O pequeno hotel prosperou depois? Não, em 2007 parecia estar quase abandonado. Se a família "Castro" tivesse continuado na Manhiça o que poderia ter feito? Quanto hotéis como este se fizeram na Manhiça nos digamos 35 anos seguintes?
A família "Castro" perdeu muito mas ficou o povo trabalhador e agricultor da Manhiça a ganhar com a sua partida? Não, perderam oportunidades de emprego, vão agora a outras cantinas comprar e vender mas talvez nem lhes conheçam o dono. Essas novas cantinas provávelmente terão ainda mais lucro do que o que a família "Castro" tinha, concerteza não é reinvestido na Manhiça e nem se deve saber bem para onde vai.  
Quem ficou a ganhar com a partida da família "Castro"? Talvez alguém que se achasse que era "mais povo que o povo" mas foi temporário, nem conseguiu manter o que tinha "herdado" quanto mais desenvolvê-lo. 
O que aconteceu então à família "Castro" da Manhiça? 
Foi um cordeiro entregue aos lobos pelo seu pastor.
Culpados a apontar? Muitos. 
Moral destas histórias? Triste.

Comentários

Anónimo disse…
Caro Curioso;
Os meus cumprimentos.
Sou do tempo em que a estrada para a Manhiça, desde Vila Luisa, eran duas faixas de macadame asfaltado de cerca de um metro cada uma; entre as faixas era areia, por onde tinhas de seguir com muito "passopa" ou te arriscavas a sair das mesmas e parar no mato. Era uma viajem tremendamente cansativa até por que havia que suportar o calor pois o ar acondicionado nos carros estaba ainda muito longe. Mas chegavas á Manhíça, e ao Castro, e tudo se esquecia na presença de um "prego no pao" e uma Laurentina fresquinha, servidos no Castro sempre com a amabilidade sincera característica das Gentes do interior -ia dizer "mato" mas tenho medo que alguem se ofenda-.
Gente dedicada á "sua" terra na que inverteram capitais, vida e saude, que foram pedra angular na construcçao de Moçambique, e aos que, ao final, liquidaram com um epitafio, "Colonialistas".
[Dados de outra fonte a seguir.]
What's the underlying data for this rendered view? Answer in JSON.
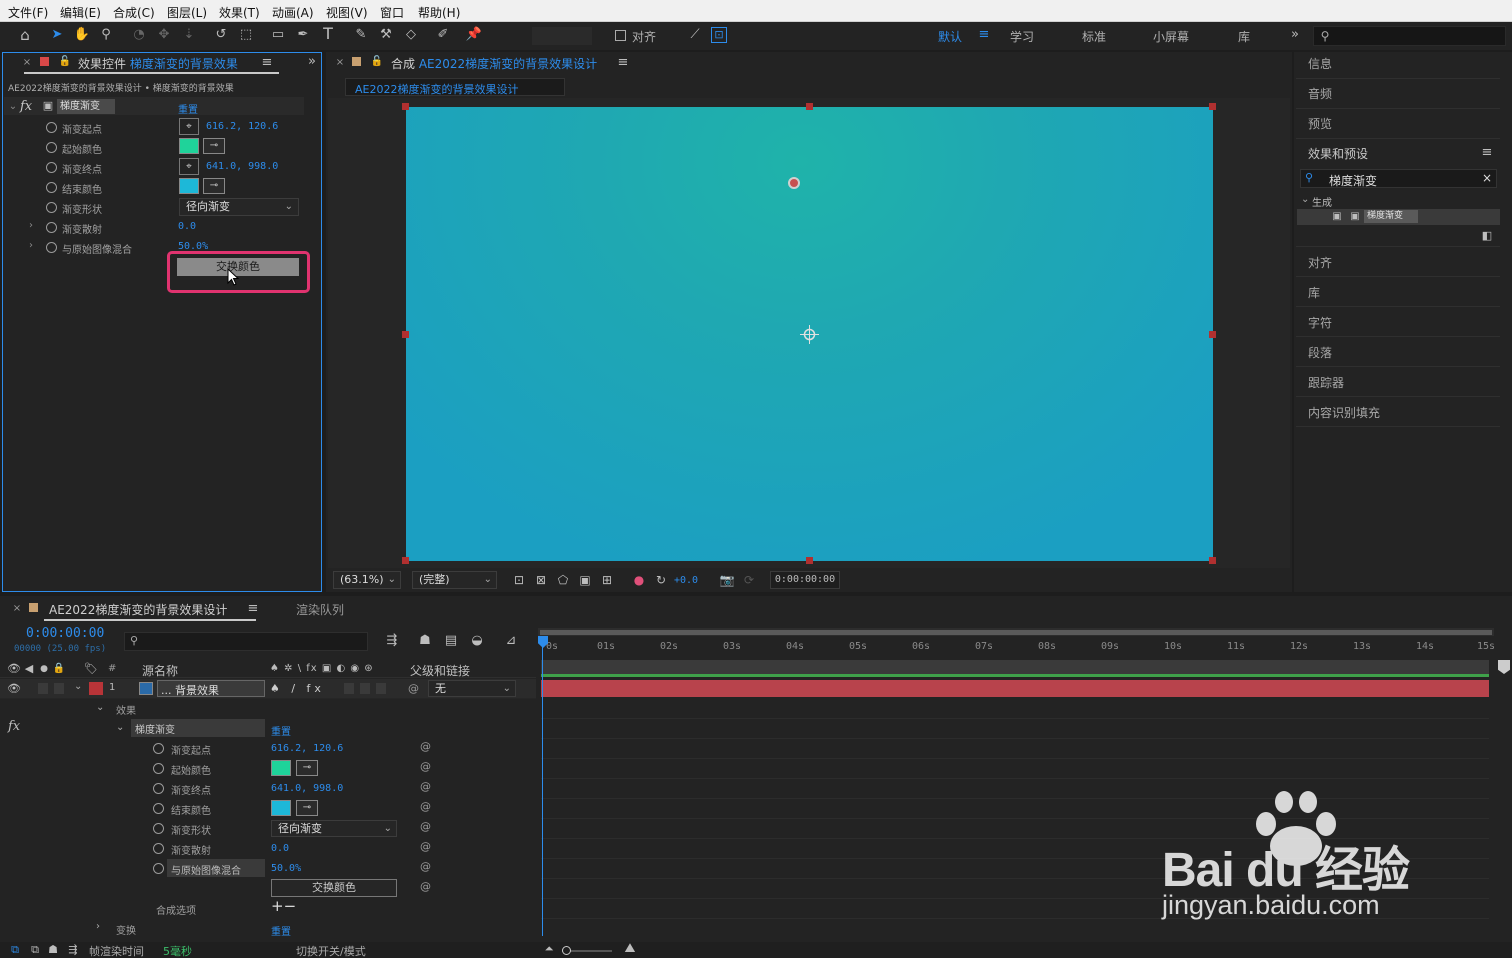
{
  "menu": [
    "文件(F)",
    "编辑(E)",
    "合成(C)",
    "图层(L)",
    "效果(T)",
    "动画(A)",
    "视图(V)",
    "窗口",
    "帮助(H)"
  ],
  "toolbar": {
    "align_label": "对齐",
    "workspaces": [
      "默认",
      "学习",
      "标准",
      "小屏幕",
      "库"
    ],
    "active_workspace": "默认"
  },
  "effect_controls": {
    "tab_prefix": "效果控件",
    "tab_layer": "梯度渐变的背景效果",
    "breadcrumb": "AE2022梯度渐变的背景效果设计 • 梯度渐变的背景效果",
    "effect_name": "梯度渐变",
    "reset": "重置",
    "props": [
      {
        "label": "渐变起点",
        "value": "616.2, 120.6"
      },
      {
        "label": "起始颜色",
        "value": ""
      },
      {
        "label": "渐变终点",
        "value": "641.0, 998.0"
      },
      {
        "label": "结束颜色",
        "value": ""
      },
      {
        "label": "渐变形状",
        "value": "径向渐变"
      },
      {
        "label": "渐变散射",
        "value": "0.0"
      },
      {
        "label": "与原始图像混合",
        "value": "50.0%"
      }
    ],
    "swap_button": "交换颜色",
    "start_color": "#1fd39a",
    "end_color": "#1db8d8"
  },
  "composition": {
    "tab_prefix": "合成",
    "tab_name": "AE2022梯度渐变的背景效果设计",
    "subtab": "AE2022梯度渐变的背景效果设计",
    "zoom": "(63.1%)",
    "quality": "(完整)",
    "exposure": "+0.0",
    "timecode": "0:00:00:00",
    "canvas_color": "#1fa3b5"
  },
  "right_panel": {
    "items_top": [
      "信息",
      "音频",
      "预览"
    ],
    "effects_title": "效果和预设",
    "search_value": "梯度渐变",
    "category": "生成",
    "result": "梯度渐变",
    "items_bottom": [
      "对齐",
      "库",
      "字符",
      "段落",
      "跟踪器",
      "内容识别填充"
    ]
  },
  "timeline": {
    "tab_name": "AE2022梯度渐变的背景效果设计",
    "render_queue": "渲染队列",
    "timecode": "0:00:00:00",
    "frames": "00000 (25.00 fps)",
    "col_source": "源名称",
    "col_parent": "父级和链接",
    "layer_num": "1",
    "layer_name": "... 背景效果",
    "parent_value": "无",
    "effects_group": "效果",
    "effect_name": "梯度渐变",
    "reset": "重置",
    "props": [
      {
        "label": "渐变起点",
        "value": "616.2, 120.6"
      },
      {
        "label": "起始颜色",
        "value": ""
      },
      {
        "label": "渐变终点",
        "value": "641.0, 998.0"
      },
      {
        "label": "结束颜色",
        "value": ""
      },
      {
        "label": "渐变形状",
        "value": "径向渐变"
      },
      {
        "label": "渐变散射",
        "value": "0.0"
      },
      {
        "label": "与原始图像混合",
        "value": "50.0%"
      }
    ],
    "swap_button": "交换颜色",
    "composite_options": "合成选项",
    "transform": "变换",
    "ticks": [
      "0s",
      "01s",
      "02s",
      "03s",
      "04s",
      "05s",
      "06s",
      "07s",
      "08s",
      "09s",
      "10s",
      "11s",
      "12s",
      "13s",
      "14s",
      "15s"
    ],
    "layer_bar_color": "#b8434c"
  },
  "statusbar": {
    "render_label": "帧渲染时间",
    "render_value": "5毫秒",
    "toggle_label": "切换开关/模式"
  },
  "watermark": {
    "brand": "Bai du 经验",
    "url": "jingyan.baidu.com"
  }
}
Ha muitos "Castros" nessas estradas e picadas do interior. Gentes que fundarao povoaçoes que hoje pervivem, que crearao condiçoes de vida ás populaçoes que se fixarao ao seu redor e a quem, se o "Xicuembo" nao for tam mal como o pintam, se dedicara o respeito que meressem.
Um abraço.
Rogério Gens disse…
Caro leitor: Sinceramente o seu comentário é muito bom porque põe pessoas por trás dos edifícios e da minha imaginação de quem eles seriam e porque sublinha que se não fossem estes "Castros" muitas "Manhiças" não existiam. Podia o governo colocar lá a administração mas se não tivesse havido o cantineiro para comprar os produtos da terra e para vender as mercadorias de fora não se teria passado aí da agricultura de subsistência. Quanto a ter lucros todos os têm, os magaiças também não iam/vão para o Rand trabalhar de borla. Cumprimentos.